今回の舞台は物部。「もののべ」ではなく「ものべ」です。歴史に詳しい方でしたら、「古代の豪族『物部氏』と関係する土地なのでは?」とお思いになるかもしれません。実際、物部の地名はこの地を流れる「物部川」から来ているのですが、物部川下流域にはかつて、物部氏の流れをくむ一族が住んでいたと言われています。
<写真:物部の風景>
その物部に伝わる民間信仰「いざなぎ流」を中心に、今回の番組を作らせていただきました。山の事も神様の事も何も知らない私たちを温かく受け入れ、たくさんの話を聞かせてくれた物部の皆さん、本当にありがとうございました。
番組でも紹介した数々の御幣や不思議な祭文は、いざなぎ流の大きな謎であり魅力です。でも今回、何より頭を悩ませた最大の謎は「そんな複雑で長大な祈りがなぜこの地に残ったのか。なぜ必要とされ続けたのか。」ということでした。答えは今でもよくわかりません。
<写真:御幣>
<写真:小さな集落の祭り>
撮影でお世話になった物部の皆さんは、とてもよく笑う人たちでした。ある時、「昔は新鮮な魚なんて手に入らなかったでしょう」と尋ねると、「そうそう!『釣った漁師はもう死んどる』いうくらい古い魚。」「海におったよりも陸におった時間の方が長いくらいよ!」との答え。大笑いしつつも、その表現力の豊かさに驚かされました。
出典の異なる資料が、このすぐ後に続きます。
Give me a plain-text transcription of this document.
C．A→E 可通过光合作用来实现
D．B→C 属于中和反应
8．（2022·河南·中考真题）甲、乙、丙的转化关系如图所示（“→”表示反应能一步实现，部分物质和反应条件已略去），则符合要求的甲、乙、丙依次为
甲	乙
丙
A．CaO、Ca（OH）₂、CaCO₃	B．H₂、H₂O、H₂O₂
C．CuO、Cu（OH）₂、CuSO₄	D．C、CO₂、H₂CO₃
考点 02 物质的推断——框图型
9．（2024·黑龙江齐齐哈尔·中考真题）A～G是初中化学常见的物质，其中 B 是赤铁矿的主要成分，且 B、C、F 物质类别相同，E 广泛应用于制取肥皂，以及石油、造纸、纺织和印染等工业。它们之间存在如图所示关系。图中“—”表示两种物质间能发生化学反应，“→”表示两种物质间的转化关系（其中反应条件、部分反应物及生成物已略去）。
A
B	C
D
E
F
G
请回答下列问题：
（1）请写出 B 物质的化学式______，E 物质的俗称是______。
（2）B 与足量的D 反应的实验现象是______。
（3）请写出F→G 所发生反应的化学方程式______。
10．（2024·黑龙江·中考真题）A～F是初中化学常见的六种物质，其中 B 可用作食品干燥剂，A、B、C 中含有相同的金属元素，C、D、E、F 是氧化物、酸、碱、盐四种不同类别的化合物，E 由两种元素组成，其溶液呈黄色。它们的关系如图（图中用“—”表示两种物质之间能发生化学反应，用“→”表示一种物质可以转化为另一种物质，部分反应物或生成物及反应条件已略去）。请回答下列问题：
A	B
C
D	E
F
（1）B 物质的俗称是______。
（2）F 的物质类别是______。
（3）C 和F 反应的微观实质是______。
一方で、「昔は病人が出ると、耳元で米粒を振り、その音を聞かせて元気づけた。食べさせる程の米は無かった。」という話も聞きました。
「山で生きる厳しさ」と一言で言っても、その本当のところは住み続けてきた人にしかわかりません。しかし、厳しさを笑い飛ばすことがどれほど生きる力になるか。笑いもまた、ひとつの祈りの形なのかもしれないと思いました。
物部は山に囲まれた不便な場所、という印象ですが、かつては土佐湾から物部を通って阿波方面に向かう道が、塩などの生活物資を運ぶ大事な物流ルートとして栄えていました。その道は現在「塩の道」として整備され、気軽に山歩きが楽しめるようになっています。山歩きのお弁当にはぜひ、物部特産の柚子酢で作った「田舎寿司」をどうぞ。爽やかな香りと酸味で疲れも癒されます。